Wird Lucie einmal fahren? Darüber wird nun entschieden. Foto: Zweckverband

Beim umstrittenen Thema Stadtbahn in Ludwigsburg kritisiert die Grüne Jugend jetzt öffentlich Grünen-Stadträte.

Was die Jugendorganisation der Grünen in Ludwigsburg der Stadträtin Christine Knoß vorwirft, ist starker Tobak: Knoß’ kritische Haltung zur geplanten Stadtbahn Lucie widerspreche den Grundprinzipien grüner Verkehrspolitik sowie dem gemeinsam beschlossenen Wahlprogramm der Grünen in Ludwigsburg.

 

„Wir sind ehrlich gesagt irritiert, wenn Grüne Mandatsträgerinnen das zentrale Mobilitätsprojekt der Stadt infrage stellen“, heißt es in einer Pressemitteilung. „Die Lucie ist kein Nice-to-have, sondern ein entscheidender Baustein für eine klimafreundliche, zukunftsfähige und wirtschaftlich vernünftige Mobilität in Ludwigsburg und der Region.“ Zudem seien die Grünen in Ludwigsburg mit dem Versprechen angetreten, nachhaltige Mobilität konsequent voranzutreiben. Aus Sicht der Jugendorganisation gehört dazu eine leistungsfähige Schienenanbindung.

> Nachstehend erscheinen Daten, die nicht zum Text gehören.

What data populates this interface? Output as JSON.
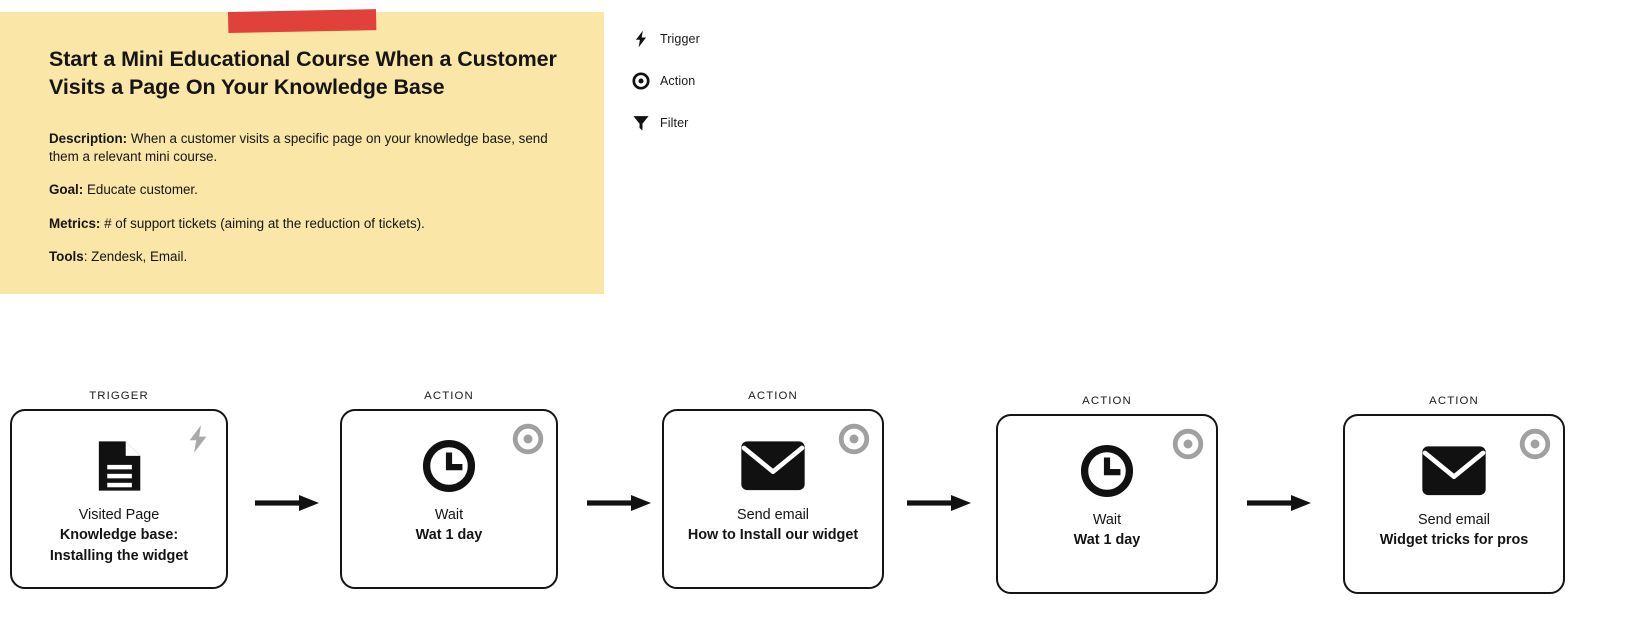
{
  "note": {
    "title": "Start a Mini Educational Course When a Customer Visits a Page On Your Knowledge Base",
    "description_label": "Description:",
    "description_text": " When a customer visits a specific page on your knowledge base, send them a relevant mini course.",
    "goal_label": "Goal:",
    "goal_text": " Educate customer.",
    "metrics_label": "Metrics:",
    "metrics_text": " # of support tickets (aiming at the reduction of tickets).",
    "tools_label": "Tools",
    "tools_text": ": Zendesk, Email.",
    "background_color": "#fae6a6",
    "tape_color": "#e0413a"
  },
  "legend": {
    "items": [
      {
        "icon": "lightning-bolt-icon",
        "label": "Trigger"
      },
      {
        "icon": "target-circle-icon",
        "label": "Action"
      },
      {
        "icon": "funnel-icon",
        "label": "Filter"
      }
    ]
  },
  "flow": {
    "arrow_label": "arrow-right",
    "nodes": [
      {
        "kind": "TRIGGER",
        "badge": "lightning-bolt-icon",
        "badge_color": "#a9a9a9",
        "glyph": "document-icon",
        "line1": "Visited Page",
        "line2": "Knowledge base:",
        "line3": "Installing the widget"
      },
      {
        "kind": "ACTION",
        "badge": "target-circle-icon",
        "badge_color": "#a0a0a0",
        "glyph": "clock-icon",
        "line1": "Wait",
        "line2": "Wat 1 day",
        "line3": ""
      },
      {
        "kind": "ACTION",
        "badge": "target-circle-icon",
        "badge_color": "#a0a0a0",
        "glyph": "envelope-icon",
        "line1": "Send email",
        "line2": "How to Install our widget",
        "line3": ""
      },
      {
        "kind": "ACTION",
        "badge": "target-circle-icon",
        "badge_color": "#a0a0a0",
        "glyph": "clock-icon",
        "line1": "Wait",
        "line2": "Wat 1 day",
        "line3": ""
      },
      {
        "kind": "ACTION",
        "badge": "target-circle-icon",
        "badge_color": "#a0a0a0",
        "glyph": "envelope-icon",
        "line1": "Send email",
        "line2": "Widget tricks for pros",
        "line3": ""
      }
    ]
  }
}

Knoß, die ursprünglich das Projekt Stadtbahn ebenfalls unterstützt hatte, sah seit der Vorstellung der neuen Trassenführung durch den Zweckverbands-Geschäftsführer Michael Ilk Probleme, die diese – vom Gemeinderat übrigens nicht genehmigte – Strecke verursachen würde. Gegenüber dieser Zeitung erklärte sie vor einiger Zeit: „Bislang haben alle und vermutlich auch der ganze Gemeinderat gedacht, bei der Reaktivierung der Markgröninger Bahn fährt eben die Stadtbahn auf dem alten Gleis. Denn bis zu Lotter fährt da auch heute schon ein Zug.“ Vermutlich hätten damals alle zugestimmt, weil es sich so einfach angehört habe. Und man habe damals noch Hoffnung gehabt, dass man in der Innenstadt weniger Verkehr bekomme, wenn die Stadtbahn das Blüba und das Krankenhaus anfahre, wenn auch nicht von Beginn an.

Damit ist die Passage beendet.